Circus Remedy
- Founded: 2006
- Founders: Anthony Lucero; Terry Notary; Christine Harnos
- Type: non-profit organization
- Legal status: On hiatus (since 2020)
- Headquarters: United States

= Circus Remedy =

American nonprofit organization

Circus Remedy is a non-profit organization providing circus outreach.

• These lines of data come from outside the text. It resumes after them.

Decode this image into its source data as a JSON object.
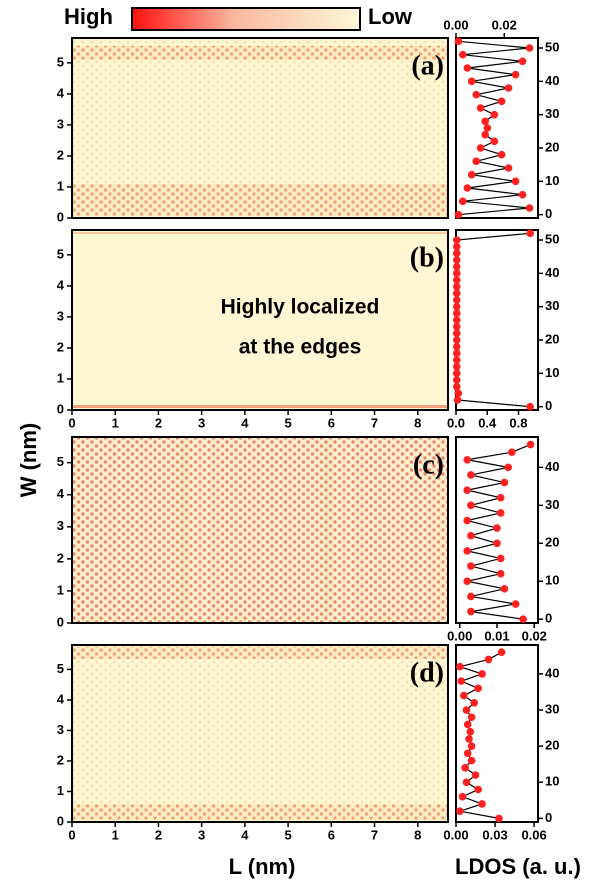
{
  "colorbar": {
    "high": "High",
    "low": "Low"
  },
  "x_label": "L (nm)",
  "y_label": "W (nm)",
  "ldos_label": "LDOS (a. u.)",
  "chart_data": [
    {
      "type": "heatmap",
      "label": "(a)",
      "xlim": [
        0,
        8.7
      ],
      "ylim": [
        0,
        5.8
      ],
      "yticks": [
        0,
        1,
        2,
        3,
        4,
        5
      ]
    },
    {
      "type": "line",
      "color": "#ff2020",
      "line_color": "#000000",
      "xaxis": "top",
      "sites": [
        0,
        2,
        4,
        6,
        8,
        10,
        12,
        14,
        16,
        18,
        20,
        22,
        24,
        26,
        28,
        30,
        32,
        34,
        36,
        38,
        40,
        42,
        44,
        46,
        48,
        50,
        52
      ],
      "values": [
        0.001,
        0.0305,
        0.0028,
        0.0276,
        0.0047,
        0.0247,
        0.0065,
        0.0218,
        0.0084,
        0.0189,
        0.0102,
        0.0159,
        0.0121,
        0.013,
        0.0121,
        0.0159,
        0.0102,
        0.0189,
        0.0084,
        0.0218,
        0.0065,
        0.0247,
        0.0047,
        0.0276,
        0.0028,
        0.0305,
        0.001
      ],
      "xlim": [
        0,
        0.034
      ],
      "xticks": [
        {
          "value": 0,
          "label": "0.00"
        },
        0.02
      ],
      "ylim": [
        -1,
        53
      ],
      "yticks": [
        0,
        10,
        20,
        30,
        40,
        50
      ]
    },
    {
      "type": "heatmap",
      "label": "(b)",
      "xlim": [
        0,
        8.7
      ],
      "xticks": [
        0,
        1,
        2,
        3,
        4,
        5,
        6,
        7,
        8
      ],
      "ylim": [
        0,
        5.8
      ],
      "yticks": [
        0,
        1,
        2,
        3,
        4,
        5
      ],
      "annotations": [
        "Highly localized",
        "at the edges"
      ]
    },
    {
      "type": "line",
      "color": "#ff2020",
      "line_color": "#000000",
      "xaxis": "bottom",
      "sites": [
        0,
        2,
        4,
        6,
        8,
        10,
        12,
        14,
        16,
        18,
        20,
        22,
        24,
        26,
        28,
        30,
        32,
        34,
        36,
        38,
        40,
        42,
        44,
        46,
        48,
        50,
        52
      ],
      "values": [
        0.95,
        0.02,
        0.03,
        0.01,
        0.01,
        0.01,
        0.01,
        0.01,
        0.01,
        0.01,
        0.01,
        0.01,
        0.01,
        0.01,
        0.01,
        0.01,
        0.01,
        0.01,
        0.01,
        0.01,
        0.01,
        0.01,
        0.01,
        0.01,
        0.01,
        0.01,
        0.95
      ],
      "xlim": [
        0,
        1.05
      ],
      "xticks": [
        {
          "value": 0,
          "label": "0.0"
        },
        0.4,
        0.8
      ],
      "ylim": [
        -1,
        53
      ],
      "yticks": [
        0,
        10,
        20,
        30,
        40,
        50
      ]
    },
    {
      "type": "heatmap",
      "label": "(c)",
      "xlim": [
        0,
        8.7
      ],
      "ylim": [
        0,
        5.8
      ],
      "yticks": [
        0,
        1,
        2,
        3,
        4,
        5
      ]
    },
    {
      "type": "line",
      "color": "#ff2020",
      "line_color": "#000000",
      "xaxis": "bottom",
      "sites": [
        0,
        2,
        4,
        6,
        8,
        10,
        12,
        14,
        16,
        18,
        20,
        22,
        24,
        26,
        28,
        30,
        32,
        34,
        36,
        38,
        40,
        42,
        44,
        46
      ],
      "values": [
        0.017,
        0.003,
        0.015,
        0.003,
        0.012,
        0.002,
        0.011,
        0.003,
        0.011,
        0.002,
        0.01,
        0.003,
        0.01,
        0.002,
        0.011,
        0.003,
        0.011,
        0.002,
        0.012,
        0.003,
        0.013,
        0.002,
        0.014,
        0.019
      ],
      "xlim": [
        -0.001,
        0.021
      ],
      "xticks": [
        {
          "value": 0,
          "label": "0.00"
        },
        0.01,
        0.02
      ],
      "ylim": [
        -1,
        48
      ],
      "yticks": [
        0,
        10,
        20,
        30,
        40
      ]
    },
    {
      "type": "heatmap",
      "label": "(d)",
      "xlim": [
        0,
        8.7
      ],
      "xticks": [
        0,
        1,
        2,
        3,
        4,
        5,
        6,
        7,
        8
      ],
      "ylim": [
        0,
        5.8
      ],
      "yticks": [
        0,
        1,
        2,
        3,
        4,
        5
      ]
    },
    {
      "type": "line",
      "color": "#ff2020",
      "line_color": "#000000",
      "xaxis": "bottom",
      "sites": [
        0,
        2,
        4,
        6,
        8,
        10,
        12,
        14,
        16,
        18,
        20,
        22,
        24,
        26,
        28,
        30,
        32,
        34,
        36,
        38,
        40,
        42,
        44,
        46
      ],
      "values": [
        0.033,
        0.003,
        0.02,
        0.005,
        0.017,
        0.008,
        0.015,
        0.007,
        0.012,
        0.009,
        0.012,
        0.01,
        0.011,
        0.009,
        0.012,
        0.008,
        0.014,
        0.006,
        0.017,
        0.004,
        0.02,
        0.003,
        0.025,
        0.035
      ],
      "xlim": [
        0,
        0.063
      ],
      "xticks": [
        {
          "value": 0,
          "label": "0.00"
        },
        0.03,
        0.06
      ],
      "ylim": [
        -1,
        48
      ],
      "yticks": [
        0,
        10,
        20,
        30,
        40
      ]
    }
  ]
}
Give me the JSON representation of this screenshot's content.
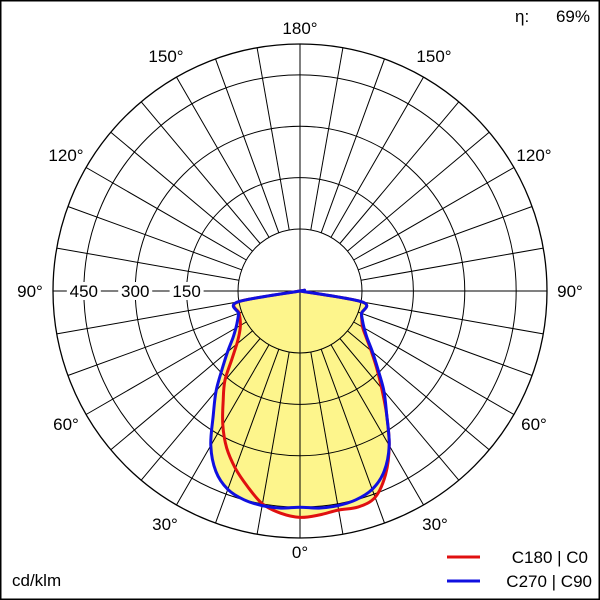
{
  "chart_data": {
    "type": "polar",
    "efficiency": {
      "symbol": "η:",
      "value": "69%"
    },
    "unit_label": "cd/klm",
    "radial_ticks": [
      150,
      300,
      450
    ],
    "radial_tick_labels": [
      "150",
      "300",
      "450"
    ],
    "rmax": 540,
    "angle_labels": {
      "0": "0°",
      "30": "30°",
      "60": "60°",
      "90": "90°",
      "120": "120°",
      "150": "150°",
      "180": "180°"
    },
    "colors": {
      "fill": "#fdf58c",
      "c0": "#e01010",
      "c90": "#1010e0"
    },
    "series": [
      {
        "name": "C180 | C0",
        "color": "#e01010",
        "angles": [
          0,
          5,
          10,
          15,
          20,
          25,
          30,
          35,
          40,
          45,
          50,
          55,
          60,
          65,
          70,
          80,
          90
        ],
        "left_values": [
          480,
          470,
          450,
          410,
          370,
          325,
          270,
          210,
          160,
          100,
          60,
          35,
          20,
          12,
          8,
          3,
          0
        ],
        "right_values": [
          480,
          475,
          468,
          472,
          460,
          410,
          340,
          260,
          190,
          135,
          90,
          55,
          30,
          18,
          10,
          4,
          0
        ]
      },
      {
        "name": "C270 | C90",
        "color": "#1010e0",
        "angles": [
          0,
          5,
          10,
          15,
          20,
          25,
          30,
          35,
          40,
          45,
          50,
          55,
          60,
          65,
          70,
          80,
          90
        ],
        "left_values": [
          450,
          455,
          455,
          450,
          435,
          400,
          340,
          260,
          200,
          140,
          95,
          58,
          35,
          20,
          10,
          4,
          0
        ],
        "right_values": [
          450,
          455,
          455,
          450,
          435,
          400,
          340,
          260,
          200,
          140,
          95,
          58,
          35,
          20,
          10,
          4,
          0
        ]
      }
    ]
  }
}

It was founded in 2006 by friends Anthony Lucero, Terry Notary, and Christine Harnos.

To date, Circus Remedy has made over fifty visits and has collaborated with Paul Newman's Hole in the Wall Gang Camp, Amma's (Mātā Amṛtānandamayī) hospitals and orphanages in Kerala, India, Afghan Mini Mobile Circus in Kabul, Afghanistan, countless orphanages in Tanzania and South Africa, the Jewish and Arab Galilee Youth Circus in Israel, as well as children's hospitals throughout North America.

Circus Remedy produced two short films, Bipsy Twirlarina and the Make Believe Kid, and The Fable of Profitt the Fox, both for children's hospitals.

In 2009, Circus Remedy introduced The Little Hands Project to California schools, connecting healthy children to children with illness.

Circus Remedy went on hiatus in early 2020 in response to the COVID-19 pandemic.